Cahier de Généalogie

On hérite de sept générations!

C'était la formule inévitable de ma tante Marie Sidonie Vatant quand on cherchait des ressemblances sur les photos de famille dont ses murs étaient couverts, sans compter toutes celles qui étaient rangées dans des albums. "Sido" était la mémoire généalogique de la famille, et mon grand regret est de ne pas avoir pris des notes lorsqu'elle passait en revue les dites photos. Je me demandais quand même, sans avoir jamais osé lui poser la question, pourquoi ce nombre sept plutôt que trois, ou dix, ou cent, ou mille? Après tout, on hérite peu ou prou de tous les vivants qui nous ont précédés depuis la nuit des temps.

D'ailleurs combien d'ancêtres chacun de nous possède-t-il à la septième génération? Sido avait peut-être fait le compte, car elle était plutôt bonne en calcul. Au maximun 128, souvent un peu moins si on trouve dans ces générations quelques mariages entre cousins, ce qui était le cas, comme on peut le constater sur l'arbre de ses ascendants.
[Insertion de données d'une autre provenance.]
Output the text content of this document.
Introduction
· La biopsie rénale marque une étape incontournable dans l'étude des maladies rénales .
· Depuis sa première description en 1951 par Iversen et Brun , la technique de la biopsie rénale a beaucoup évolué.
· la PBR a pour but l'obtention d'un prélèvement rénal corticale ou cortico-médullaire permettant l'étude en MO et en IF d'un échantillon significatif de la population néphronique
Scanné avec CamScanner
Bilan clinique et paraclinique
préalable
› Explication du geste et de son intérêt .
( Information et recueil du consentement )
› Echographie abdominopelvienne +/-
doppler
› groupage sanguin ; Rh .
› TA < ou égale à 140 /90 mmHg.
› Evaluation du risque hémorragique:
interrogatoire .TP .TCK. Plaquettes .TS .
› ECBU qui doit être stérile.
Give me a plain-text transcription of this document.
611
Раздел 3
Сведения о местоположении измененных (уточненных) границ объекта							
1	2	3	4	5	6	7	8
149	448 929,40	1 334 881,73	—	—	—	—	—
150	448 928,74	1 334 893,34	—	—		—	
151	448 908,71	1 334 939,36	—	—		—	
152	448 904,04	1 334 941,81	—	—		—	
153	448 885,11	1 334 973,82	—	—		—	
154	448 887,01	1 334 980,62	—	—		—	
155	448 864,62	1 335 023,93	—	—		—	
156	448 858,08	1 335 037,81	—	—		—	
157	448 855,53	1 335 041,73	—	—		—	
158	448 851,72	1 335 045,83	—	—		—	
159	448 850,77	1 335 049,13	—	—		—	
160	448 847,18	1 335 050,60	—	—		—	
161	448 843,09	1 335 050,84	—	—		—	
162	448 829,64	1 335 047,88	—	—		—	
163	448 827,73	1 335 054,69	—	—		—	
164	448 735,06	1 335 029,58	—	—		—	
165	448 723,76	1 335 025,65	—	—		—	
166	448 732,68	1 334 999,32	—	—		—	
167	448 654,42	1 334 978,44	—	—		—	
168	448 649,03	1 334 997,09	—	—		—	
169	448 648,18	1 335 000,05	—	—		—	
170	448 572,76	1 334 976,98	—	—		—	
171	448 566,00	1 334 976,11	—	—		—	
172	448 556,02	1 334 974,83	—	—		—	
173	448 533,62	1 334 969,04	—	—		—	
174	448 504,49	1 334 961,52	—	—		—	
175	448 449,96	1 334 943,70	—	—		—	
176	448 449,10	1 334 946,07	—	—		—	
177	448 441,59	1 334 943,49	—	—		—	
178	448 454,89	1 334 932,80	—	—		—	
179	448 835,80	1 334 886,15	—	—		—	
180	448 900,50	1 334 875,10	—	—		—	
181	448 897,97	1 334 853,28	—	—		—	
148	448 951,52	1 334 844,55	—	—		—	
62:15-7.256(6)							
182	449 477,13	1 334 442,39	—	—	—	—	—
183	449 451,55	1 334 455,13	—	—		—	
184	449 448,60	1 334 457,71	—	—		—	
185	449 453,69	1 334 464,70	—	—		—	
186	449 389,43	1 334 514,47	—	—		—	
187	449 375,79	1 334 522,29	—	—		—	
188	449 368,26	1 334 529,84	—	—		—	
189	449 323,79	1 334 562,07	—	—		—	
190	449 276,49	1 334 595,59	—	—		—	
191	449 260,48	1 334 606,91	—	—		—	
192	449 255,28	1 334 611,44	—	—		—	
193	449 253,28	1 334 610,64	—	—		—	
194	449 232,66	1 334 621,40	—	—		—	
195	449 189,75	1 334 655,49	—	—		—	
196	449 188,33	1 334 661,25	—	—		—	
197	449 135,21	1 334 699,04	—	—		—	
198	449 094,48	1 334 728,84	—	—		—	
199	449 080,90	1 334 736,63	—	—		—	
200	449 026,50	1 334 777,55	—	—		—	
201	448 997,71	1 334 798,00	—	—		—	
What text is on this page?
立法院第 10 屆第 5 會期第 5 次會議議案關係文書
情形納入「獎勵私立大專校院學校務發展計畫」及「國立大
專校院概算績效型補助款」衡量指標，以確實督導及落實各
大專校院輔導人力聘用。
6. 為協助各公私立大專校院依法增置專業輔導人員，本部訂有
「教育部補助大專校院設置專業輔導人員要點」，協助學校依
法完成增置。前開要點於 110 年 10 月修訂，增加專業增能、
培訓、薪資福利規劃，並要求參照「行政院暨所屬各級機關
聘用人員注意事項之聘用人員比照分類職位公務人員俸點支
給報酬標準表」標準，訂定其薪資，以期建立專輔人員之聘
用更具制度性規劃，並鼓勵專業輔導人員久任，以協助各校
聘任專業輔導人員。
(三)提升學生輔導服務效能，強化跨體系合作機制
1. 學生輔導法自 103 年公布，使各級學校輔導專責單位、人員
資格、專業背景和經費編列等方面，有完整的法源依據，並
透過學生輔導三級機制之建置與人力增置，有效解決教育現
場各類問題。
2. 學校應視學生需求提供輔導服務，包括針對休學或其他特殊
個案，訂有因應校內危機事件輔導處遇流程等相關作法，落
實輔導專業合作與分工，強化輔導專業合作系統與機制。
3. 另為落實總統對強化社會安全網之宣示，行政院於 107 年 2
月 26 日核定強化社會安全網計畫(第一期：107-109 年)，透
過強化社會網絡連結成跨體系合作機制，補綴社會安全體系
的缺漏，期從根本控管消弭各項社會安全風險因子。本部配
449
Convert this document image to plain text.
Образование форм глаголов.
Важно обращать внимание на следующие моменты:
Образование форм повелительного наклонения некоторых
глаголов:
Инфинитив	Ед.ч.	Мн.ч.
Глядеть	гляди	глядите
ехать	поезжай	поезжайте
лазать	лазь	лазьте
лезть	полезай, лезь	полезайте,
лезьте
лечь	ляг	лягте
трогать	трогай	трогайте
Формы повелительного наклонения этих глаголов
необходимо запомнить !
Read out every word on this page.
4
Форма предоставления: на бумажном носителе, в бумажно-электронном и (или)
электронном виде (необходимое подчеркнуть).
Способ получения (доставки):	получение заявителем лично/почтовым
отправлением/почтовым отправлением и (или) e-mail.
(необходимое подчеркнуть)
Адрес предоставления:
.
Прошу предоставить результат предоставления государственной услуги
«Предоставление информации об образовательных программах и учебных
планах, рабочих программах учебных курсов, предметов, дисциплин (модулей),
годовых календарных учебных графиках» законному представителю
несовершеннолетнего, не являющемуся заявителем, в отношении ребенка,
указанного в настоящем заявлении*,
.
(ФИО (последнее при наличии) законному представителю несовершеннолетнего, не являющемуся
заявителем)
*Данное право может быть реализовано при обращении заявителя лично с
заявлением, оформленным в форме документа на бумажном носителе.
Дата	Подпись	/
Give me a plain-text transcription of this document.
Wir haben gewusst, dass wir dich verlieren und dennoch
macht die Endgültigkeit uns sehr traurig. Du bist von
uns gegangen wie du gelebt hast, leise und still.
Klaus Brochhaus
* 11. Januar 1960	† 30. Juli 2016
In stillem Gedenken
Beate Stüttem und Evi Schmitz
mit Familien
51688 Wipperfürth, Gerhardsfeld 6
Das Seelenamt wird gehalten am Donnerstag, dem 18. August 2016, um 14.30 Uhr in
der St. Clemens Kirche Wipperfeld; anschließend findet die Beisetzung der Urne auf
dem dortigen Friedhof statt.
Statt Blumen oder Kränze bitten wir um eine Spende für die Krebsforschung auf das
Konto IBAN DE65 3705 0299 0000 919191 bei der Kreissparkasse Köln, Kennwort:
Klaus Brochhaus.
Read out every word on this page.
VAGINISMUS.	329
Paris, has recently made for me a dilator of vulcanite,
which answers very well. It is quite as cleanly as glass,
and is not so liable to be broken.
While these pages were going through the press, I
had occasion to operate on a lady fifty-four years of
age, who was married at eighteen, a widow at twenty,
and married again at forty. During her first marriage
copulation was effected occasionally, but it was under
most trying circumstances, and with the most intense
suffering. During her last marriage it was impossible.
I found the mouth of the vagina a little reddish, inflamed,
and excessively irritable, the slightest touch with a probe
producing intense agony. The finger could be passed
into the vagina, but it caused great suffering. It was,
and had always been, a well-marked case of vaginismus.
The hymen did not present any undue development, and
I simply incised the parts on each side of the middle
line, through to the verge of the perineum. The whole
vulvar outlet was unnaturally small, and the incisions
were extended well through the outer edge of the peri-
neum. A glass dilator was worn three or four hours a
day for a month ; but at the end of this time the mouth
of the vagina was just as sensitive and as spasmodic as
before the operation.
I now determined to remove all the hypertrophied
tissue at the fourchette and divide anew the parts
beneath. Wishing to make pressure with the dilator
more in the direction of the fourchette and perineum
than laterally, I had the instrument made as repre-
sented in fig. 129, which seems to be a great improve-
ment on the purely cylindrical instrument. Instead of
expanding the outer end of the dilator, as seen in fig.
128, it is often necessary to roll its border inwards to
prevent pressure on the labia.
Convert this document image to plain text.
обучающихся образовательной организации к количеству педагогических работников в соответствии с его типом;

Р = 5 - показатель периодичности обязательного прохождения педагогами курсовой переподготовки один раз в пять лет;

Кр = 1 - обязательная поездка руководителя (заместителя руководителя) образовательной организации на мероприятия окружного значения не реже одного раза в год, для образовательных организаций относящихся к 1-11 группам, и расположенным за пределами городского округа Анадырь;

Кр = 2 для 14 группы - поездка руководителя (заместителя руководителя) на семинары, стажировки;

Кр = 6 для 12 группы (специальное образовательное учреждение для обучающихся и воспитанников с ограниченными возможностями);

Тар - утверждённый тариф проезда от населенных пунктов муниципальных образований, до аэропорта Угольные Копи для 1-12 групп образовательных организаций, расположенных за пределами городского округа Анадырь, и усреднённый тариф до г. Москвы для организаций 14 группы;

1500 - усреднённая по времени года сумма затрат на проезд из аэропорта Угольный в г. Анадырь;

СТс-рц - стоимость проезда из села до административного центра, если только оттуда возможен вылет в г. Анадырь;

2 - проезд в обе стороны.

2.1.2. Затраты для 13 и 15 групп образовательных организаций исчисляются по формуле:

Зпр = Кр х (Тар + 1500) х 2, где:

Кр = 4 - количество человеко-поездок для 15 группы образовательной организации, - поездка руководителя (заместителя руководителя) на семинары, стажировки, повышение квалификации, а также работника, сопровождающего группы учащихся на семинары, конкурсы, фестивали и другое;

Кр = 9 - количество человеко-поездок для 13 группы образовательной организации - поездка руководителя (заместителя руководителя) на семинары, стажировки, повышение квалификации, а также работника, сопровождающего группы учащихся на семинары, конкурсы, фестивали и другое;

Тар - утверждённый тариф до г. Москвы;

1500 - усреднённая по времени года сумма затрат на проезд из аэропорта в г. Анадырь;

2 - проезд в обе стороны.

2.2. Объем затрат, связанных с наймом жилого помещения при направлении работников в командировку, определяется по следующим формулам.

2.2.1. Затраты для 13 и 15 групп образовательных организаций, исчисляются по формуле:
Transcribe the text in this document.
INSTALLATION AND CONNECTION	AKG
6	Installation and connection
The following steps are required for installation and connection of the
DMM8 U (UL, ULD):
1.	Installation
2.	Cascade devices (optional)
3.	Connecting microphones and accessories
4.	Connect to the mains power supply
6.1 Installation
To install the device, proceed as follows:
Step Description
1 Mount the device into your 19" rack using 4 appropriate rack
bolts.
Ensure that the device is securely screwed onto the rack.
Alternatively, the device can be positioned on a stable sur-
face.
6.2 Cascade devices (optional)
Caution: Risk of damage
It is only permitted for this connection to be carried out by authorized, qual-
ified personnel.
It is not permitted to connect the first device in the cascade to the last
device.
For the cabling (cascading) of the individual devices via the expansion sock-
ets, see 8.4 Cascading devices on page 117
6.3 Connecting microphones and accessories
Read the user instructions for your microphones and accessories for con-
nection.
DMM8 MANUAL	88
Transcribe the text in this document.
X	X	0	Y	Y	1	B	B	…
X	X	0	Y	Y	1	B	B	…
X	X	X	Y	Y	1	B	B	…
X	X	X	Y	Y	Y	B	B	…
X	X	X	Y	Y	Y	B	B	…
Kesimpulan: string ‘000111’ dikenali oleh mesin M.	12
Cet arbre est exhaustif jusqu'à la sixième génération, et je travaille à compléter la septième. François-Marie Vatant et Catherine Favennec, les parents de Sido (mes grands-parents, donc), ont des ancêtres communs bien avant la septième génération, par exemple Anne Le Bournot (1750 - 1788). Rien d'extraordinaire dans des temps et des lieux où on ne se mariait guère en-dehors du village ou du canton.

Une grosse centaine pour faire simple, sept générations représentent un nombre d'ancêtres suffisament petit pour qu'on puisse tous les recenser avec un peu de chance et de travail, et même les retenir individuellement si on a bonne mémoire. C'est aussi déjà suffisament grand pour considérer que la part d'héritage qui provient de chaque ancêtre plus lointain est bien mince. Cela semble donc une limite raisonnable à la recherche généalogique.

Sidonie est née en 1911, ses ancêtres de la septième génération sont nés sous le règne de Louis XIV. C'est déjà de l'histoire ancienne, mais pas assez pour la plupart des généalogistes amateurs qui espèrent remonter bien plus loin dans le passé à la recherche de leurs origines, notables de préférence, et pourquoi pas royales si faire se peut. Alors pour ne pas déroger, j'ai joué à ce petit jeu-là, et renoué comme un paysan des bouts de ficelles généalogiques glanés ici et là. Sido, tiens-toi bien, tu te croyais pauvre fille de générations de paysans analphabètes et bretonnants, nés sabots aux pieds depuis la nuit des temps à Paule, Glomel, Maël-Carhaix et autres lieux? Regarde un peu, je t'ai trouvé une reine dans tes ancêtres. Et pas n'importe laquelle! Et après elle rien que du beau monde, des aotrounez sur vingt générations!!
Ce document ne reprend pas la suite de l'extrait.